ABOUT THE SUMMER CHRONICLES – In the summer of 1967, the great Brazilian writer, Clarice Lispector, began a seven-year stint as a writer for Jornal de Brasil (The Brazilian News) not as a reporter but as a writer of “chronicles,” a genre peculiar to Brazil. As Giovanni Pontiero puts it in the preface to Selected Chrônicas, a chronicle, “allows poets and writers to address a wider readership on a vast range of topics and themes.
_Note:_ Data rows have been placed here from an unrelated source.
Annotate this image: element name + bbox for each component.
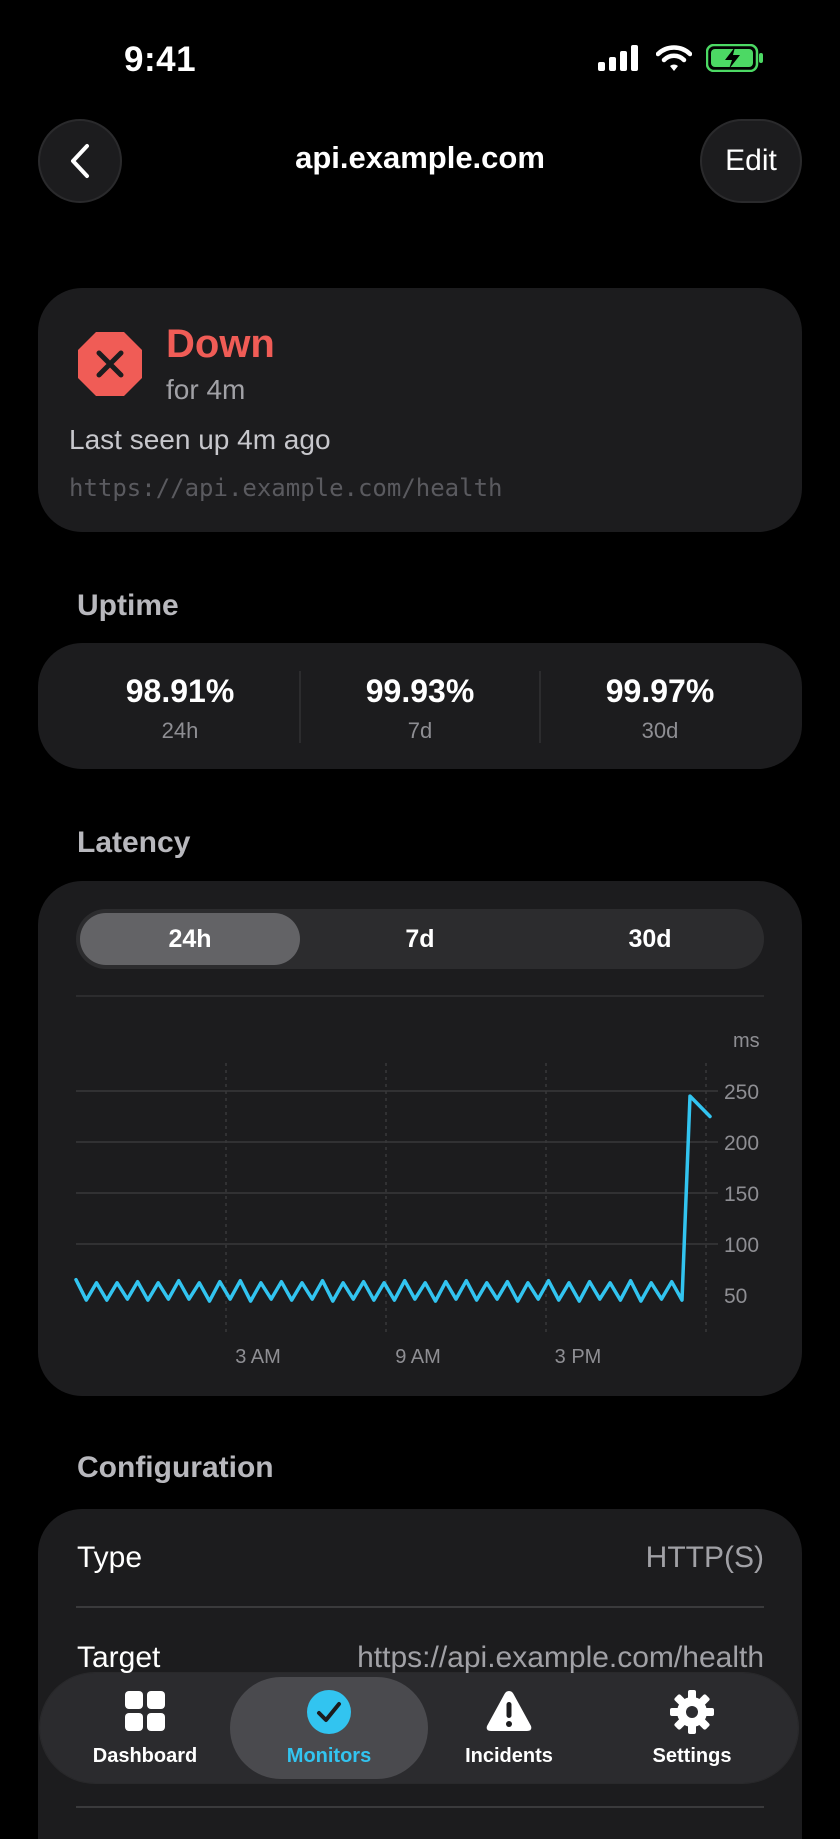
tab-monitors[interactable]: Monitors (244, 1673, 414, 1783)
x-tick-label: 9 AM (395, 1346, 441, 1368)
y-tick-label: 150 (724, 1183, 759, 1206)
warning-triangle-icon (486, 1691, 532, 1731)
y-tick-label: 100 (724, 1234, 759, 1257)
tab-label: Dashboard (92, 1745, 198, 1767)
divider (76, 1606, 764, 1608)
y-tick-label: 200 (724, 1132, 759, 1155)
checkmark-circle-icon (307, 1690, 351, 1734)
tab-incidents[interactable]: Incidents (424, 1673, 594, 1783)
latency-series-line (74, 1094, 712, 1303)
config-key-type: Type (77, 1541, 143, 1574)
tab-bar: Dashboard Monitors Incidents Settings (40, 1673, 798, 1783)
divider (76, 1806, 764, 1808)
y-tick-label: 250 (724, 1081, 759, 1104)
x-tick-label: 3 AM (235, 1346, 281, 1368)
tab-label: Monitors (286, 1745, 372, 1767)
gear-icon (670, 1690, 714, 1734)
tab-settings[interactable]: Settings (607, 1673, 777, 1783)
config-value-type: HTTP(S) (645, 1541, 764, 1574)
x-tick-label: 3 PM (555, 1346, 602, 1368)
tab-label: Incidents (465, 1745, 553, 1767)
tab-dashboard[interactable]: Dashboard (60, 1673, 230, 1783)
configuration-section-title: Configuration (77, 1451, 274, 1484)
tab-label: Settings (652, 1745, 732, 1767)
y-tick-label: 50 (724, 1285, 747, 1308)
y-axis-unit: ms (733, 1030, 760, 1052)
grid-icon (125, 1691, 165, 1731)
config-value-target: https://api.example.com/health (357, 1641, 764, 1674)
config-key-target: Target (77, 1641, 161, 1674)
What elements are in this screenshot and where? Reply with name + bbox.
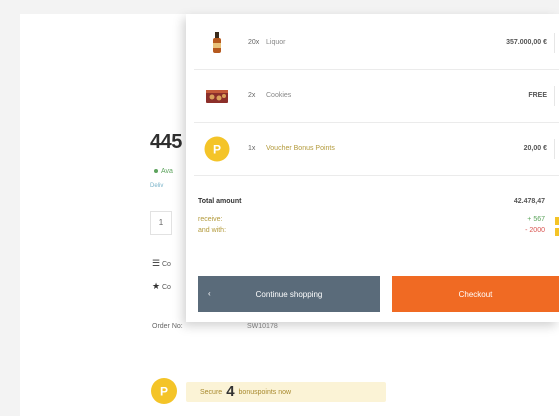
stock-status: Ava	[154, 168, 173, 175]
bonus-prefix: Secure	[200, 389, 223, 396]
stock-dot-icon	[154, 169, 158, 174]
star-icon: ★	[152, 281, 161, 291]
cart-totals: Total amount 42.478,47 receive: + 567 an…	[198, 192, 559, 238]
cart-coin-letter: P	[213, 143, 221, 157]
total-value: 42.478,47	[513, 198, 545, 205]
bonus-coin-icon: P	[151, 378, 177, 404]
points-coin-marker-icon	[555, 228, 559, 236]
order-number-label: Order No:	[152, 323, 183, 330]
list-icon: ☰	[152, 258, 161, 268]
continue-shopping-button[interactable]: ‹ Continue shopping	[198, 276, 380, 312]
cart-item-price: 357.000,00 €	[506, 39, 547, 46]
points-receive-label: receive:	[198, 216, 223, 223]
cart-item-price: FREE	[528, 92, 547, 99]
cart-dropdown: 20x Liquor 357.000,00 € 2x Cookies FREE …	[186, 14, 559, 322]
cart-item[interactable]: P 1x Voucher Bonus Points 20,00 €	[194, 123, 559, 176]
bonus-points-count: 4	[226, 383, 235, 400]
bonus-coin-icon: P	[204, 136, 230, 162]
quantity-select[interactable]: 1	[150, 211, 172, 235]
order-number-value: SW10178	[247, 323, 278, 330]
wishlist-link[interactable]: ★ Co	[152, 281, 171, 292]
bottle-icon	[213, 32, 221, 53]
cookie-box-icon	[206, 90, 228, 103]
cart-item-qty: 2x	[248, 92, 256, 99]
delivery-info: Deliv	[150, 183, 164, 189]
cart-item[interactable]: 20x Liquor 357.000,00 €	[194, 17, 559, 70]
points-receive-value: + 567	[527, 216, 545, 223]
cart-item-name[interactable]: Cookies	[266, 92, 291, 99]
bonus-points-text: Secure 4 bonuspoints now	[186, 382, 386, 402]
points-spend-row: and with: - 2000	[198, 227, 559, 238]
bonus-suffix: bonuspoints now	[238, 389, 292, 396]
compare-label: Co	[162, 261, 171, 268]
points-coin-marker-icon	[555, 217, 559, 225]
remove-item-handle[interactable]	[554, 33, 559, 53]
points-receive-row: receive: + 567	[198, 216, 559, 227]
checkout-label: Checkout	[458, 290, 493, 299]
bonus-points-banner: P Secure 4 bonuspoints now	[150, 377, 388, 405]
remove-item-handle[interactable]	[554, 86, 559, 106]
cart-item[interactable]: 2x Cookies FREE	[194, 70, 559, 123]
points-spend-value: - 2000	[525, 227, 545, 234]
total-label: Total amount	[198, 198, 242, 205]
product-price: 445	[150, 131, 182, 153]
points-spend-label: and with:	[198, 227, 227, 234]
cart-item-qty: 1x	[248, 145, 256, 152]
checkout-button[interactable]: Checkout	[392, 276, 559, 312]
bonus-coin-letter: P	[160, 385, 168, 399]
cart-item-price: 20,00 €	[523, 145, 547, 152]
stock-status-label: Ava	[161, 168, 173, 175]
cart-item-qty: 20x	[248, 39, 260, 46]
wishlist-label: Co	[162, 284, 171, 291]
continue-shopping-label: Continue shopping	[255, 290, 323, 299]
remove-item-handle[interactable]	[554, 139, 559, 159]
compare-link[interactable]: ☰ Co	[152, 258, 171, 269]
total-row: Total amount 42.478,47	[198, 192, 559, 216]
cart-item-name[interactable]: Voucher Bonus Points	[266, 145, 335, 152]
cart-item-name[interactable]: Liquor	[266, 39, 285, 46]
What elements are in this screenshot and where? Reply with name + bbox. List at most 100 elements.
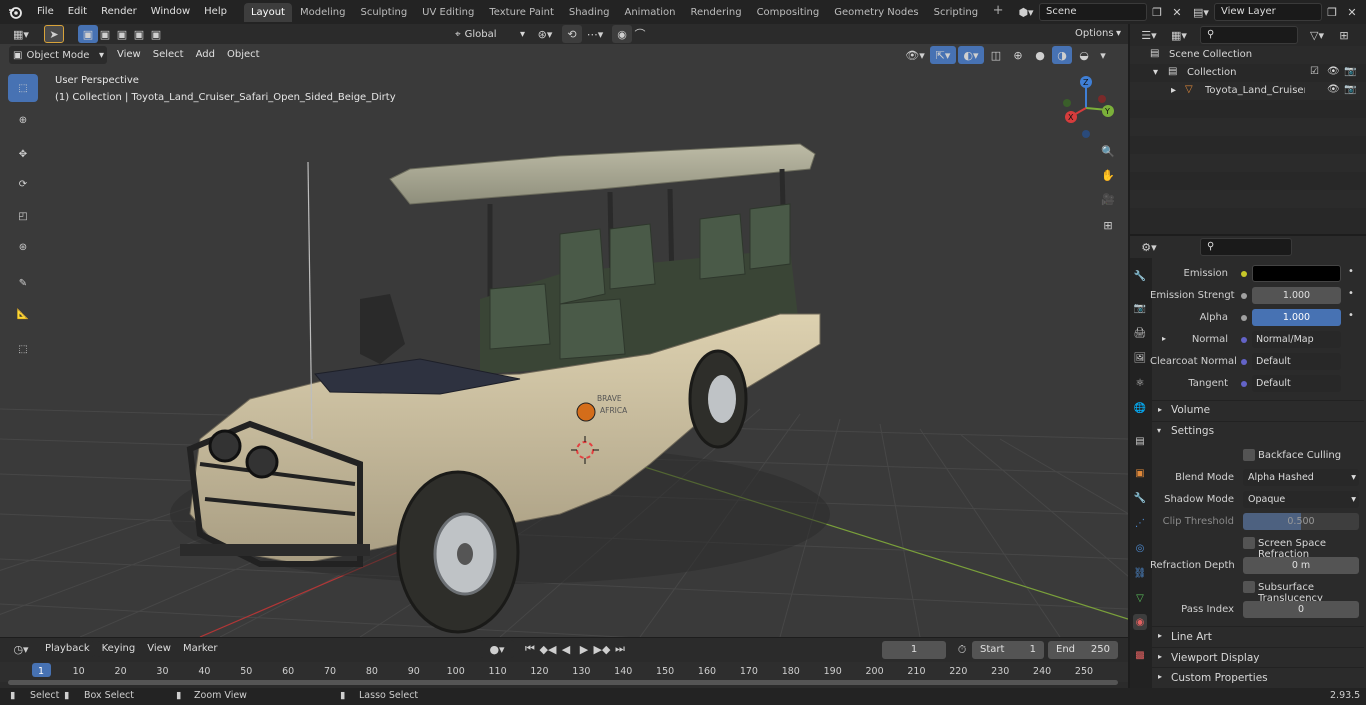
xray-icon[interactable]: ◫ — [986, 46, 1006, 64]
properties-search-input[interactable]: ⚲ — [1200, 238, 1292, 256]
timeline-menu-playback[interactable]: Playback — [40, 641, 95, 657]
scene-tab-icon[interactable]: ⚛ — [1133, 375, 1147, 391]
tool-tab-icon[interactable]: 🔧 — [1133, 268, 1147, 284]
navigation-gizmo[interactable]: Z Y X — [1058, 74, 1118, 139]
pass-index-field[interactable]: 0 — [1243, 601, 1359, 618]
checkbox-checked-icon[interactable]: ☑ — [1310, 66, 1319, 77]
vehicle-model[interactable]: BRAVE AFRICA — [170, 143, 830, 634]
view-layer-field[interactable]: View Layer — [1214, 3, 1322, 21]
menu-file[interactable]: File — [30, 0, 61, 24]
viewport-display-panel-header[interactable]: ▸ Viewport Display — [1152, 647, 1364, 667]
menu-edit[interactable]: Edit — [61, 0, 94, 24]
wireframe-shading-icon[interactable]: ⊕ — [1008, 46, 1028, 64]
tab-sculpting[interactable]: Sculpting — [353, 3, 414, 22]
normal-socket-field[interactable]: Normal/Map — [1252, 331, 1341, 348]
tangent-field[interactable]: Default — [1252, 375, 1341, 392]
output-tab-icon[interactable]: 🖨 — [1133, 325, 1147, 341]
refraction-depth-field[interactable]: 0 m — [1243, 557, 1359, 574]
keyframe-dot-icon[interactable]: • — [1348, 288, 1354, 299]
new-collection-icon[interactable]: ⊞ — [1334, 26, 1354, 44]
settings-panel-header[interactable]: ▾ Settings — [1152, 421, 1364, 441]
material-tab-icon[interactable]: ◉ — [1133, 614, 1147, 630]
pivot-point-icon[interactable]: ⊛▾ — [532, 25, 558, 43]
current-frame-field[interactable]: 1 — [882, 641, 946, 659]
start-frame-field[interactable]: Start 1 — [972, 641, 1044, 659]
scale-tool[interactable]: ◰ — [8, 202, 38, 230]
constraints-tab-icon[interactable]: ⛓ — [1133, 565, 1147, 581]
annotate-tool[interactable]: ✎ — [8, 269, 38, 297]
display-mode-icon[interactable]: ▦▾ — [1166, 26, 1192, 44]
mode-dropdown[interactable]: ▣ Object Mode ▾ — [9, 46, 107, 64]
modifier-tab-icon[interactable]: 🔧 — [1133, 490, 1147, 506]
tab-rendering[interactable]: Rendering — [683, 3, 748, 22]
move-tool[interactable]: ✥ — [8, 140, 38, 168]
shading-dropdown-icon[interactable]: ▾ — [1096, 46, 1110, 64]
shadow-mode-dropdown[interactable]: Opaque ▾ — [1243, 491, 1359, 508]
outliner-row-object[interactable]: ▸ ▽ Toyota_Land_Cruiser_Safa 👁 📷 — [1130, 82, 1366, 100]
play-reverse-icon[interactable]: ◀ — [556, 640, 576, 658]
grid-perspective-icon[interactable]: ⊞ — [1098, 216, 1118, 234]
world-tab-icon[interactable]: 🌐 — [1133, 400, 1147, 416]
tab-animation[interactable]: Animation — [618, 3, 683, 22]
solid-shading-icon[interactable]: ● — [1030, 46, 1050, 64]
outliner-row-scene-collection[interactable]: ▤ Scene Collection — [1130, 46, 1366, 64]
falloff-icon[interactable]: ⌒ — [630, 25, 650, 43]
viewport-canvas[interactable]: BRAVE AFRICA — [0, 44, 1128, 637]
menu-window[interactable]: Window — [144, 0, 197, 24]
tab-compositing[interactable]: Compositing — [750, 3, 827, 22]
filter-icon[interactable]: ▽▾ — [1304, 26, 1330, 44]
select-box-tool[interactable]: ⬚ — [8, 74, 38, 102]
blender-logo-icon[interactable] — [0, 0, 30, 24]
tab-geometry-nodes[interactable]: Geometry Nodes — [827, 3, 925, 22]
data-tab-icon[interactable]: ▽ — [1133, 590, 1147, 606]
close-scene-icon[interactable]: ✕ — [1167, 3, 1187, 21]
tab-uv-editing[interactable]: UV Editing — [415, 3, 481, 22]
texture-tab-icon[interactable]: ▩ — [1133, 647, 1147, 663]
viewport-menu-select[interactable]: Select — [147, 45, 190, 65]
tab-layout[interactable]: Layout — [243, 2, 292, 22]
rotate-tool[interactable]: ⟳ — [8, 170, 38, 198]
eye-icon[interactable]: 👁 — [1327, 84, 1340, 95]
add-cube-tool[interactable]: ⬚ — [8, 335, 38, 363]
tab-texture-paint[interactable]: Texture Paint — [482, 3, 561, 22]
subsurface-translucency-checkbox[interactable] — [1243, 581, 1255, 593]
stopwatch-icon[interactable]: ⏱ — [952, 641, 972, 659]
close-view-layer-icon[interactable]: ✕ — [1342, 3, 1362, 21]
add-workspace-button[interactable]: + — [990, 4, 1006, 20]
next-keyframe-icon[interactable]: ▶◆ — [592, 640, 612, 658]
render-camera-icon[interactable]: 📷 — [1344, 66, 1356, 77]
record-icon[interactable]: ●▾ — [480, 640, 514, 658]
menu-render[interactable]: Render — [94, 0, 144, 24]
jump-start-icon[interactable]: ⏮ — [520, 640, 540, 658]
volume-panel-header[interactable]: ▸ Volume — [1152, 400, 1364, 420]
tab-scripting[interactable]: Scripting — [927, 3, 985, 22]
render-camera-icon[interactable]: 📷 — [1344, 84, 1356, 95]
snap-icon[interactable]: ⟲ — [562, 25, 582, 43]
options-dropdown[interactable]: Options ▾ — [1070, 25, 1124, 43]
custom-properties-panel-header[interactable]: ▸ Custom Properties — [1152, 667, 1364, 687]
snap-target-icon[interactable]: ⋯▾ — [582, 25, 608, 43]
particles-tab-icon[interactable]: ⋰ — [1133, 515, 1147, 531]
keyframe-dot-icon[interactable]: • — [1348, 310, 1354, 321]
transform-orientation-dropdown[interactable]: ⌖ Global ▾ — [455, 25, 525, 43]
viewport-menu-view[interactable]: View — [111, 45, 147, 65]
copy-view-layer-icon[interactable]: ❐ — [1322, 3, 1342, 21]
viewport-menu-object[interactable]: Object — [221, 45, 266, 65]
view-layer-selector[interactable]: ▤▾ View Layer ❐ ✕ — [1188, 3, 1362, 21]
eye-icon[interactable]: 👁 — [1327, 66, 1340, 77]
camera-icon[interactable]: 🎥 — [1098, 190, 1118, 208]
timeline-menu-marker[interactable]: Marker — [178, 641, 223, 657]
transform-tool[interactable]: ⊛ — [8, 233, 38, 261]
tab-modeling[interactable]: Modeling — [293, 3, 353, 22]
material-shading-icon[interactable]: ◑ — [1052, 46, 1072, 64]
timeline-scrollbar[interactable] — [8, 680, 1118, 685]
backface-culling-checkbox[interactable] — [1243, 449, 1255, 461]
editor-type-icon[interactable]: ▦▾ — [8, 25, 34, 43]
object-tab-icon[interactable]: ▣ — [1133, 465, 1147, 481]
outliner-editor-icon[interactable]: ☰▾ — [1136, 26, 1162, 44]
play-icon[interactable]: ▶ — [574, 640, 594, 658]
proportional-edit-icon[interactable]: ◉ — [612, 25, 632, 43]
alpha-field[interactable]: 1.000 — [1252, 309, 1341, 326]
visibility-icon[interactable]: 👁▾ — [902, 46, 928, 64]
timeline-editor-icon[interactable]: ◷▾ — [8, 640, 34, 658]
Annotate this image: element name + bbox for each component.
The general tone is one of greater freedom and intimacy than one finds in comparable articles or columns in the European or U.S. Press.”
What Lispector left us with is an eccentric collection of “aphorisms, diary entries, reminiscences, travel notes, interviews, serialized stories, essays, loosely defined as chronicles.” As a novelist, Pontiero tells us, Lispector was anxious about her relationship with the genre, apprehensive of writing too much and too often, of, as she put it, “contaminating the word.” It was a genre alien to her introspective nature and one that challenged her to adapt.
More than forty years later, in Southern California—in San Diego no less—I look to Lispector with sufficient humility and irony from my place on the far margins of literary history with three novels and a few other books largely set in our minor league corner of the universe. Along with this weekly column, it’s not much compared to the gravitas of someone like Lispector. So, as Allen Ginsberg once said of Whitman, “I touch your book and feel absurd.”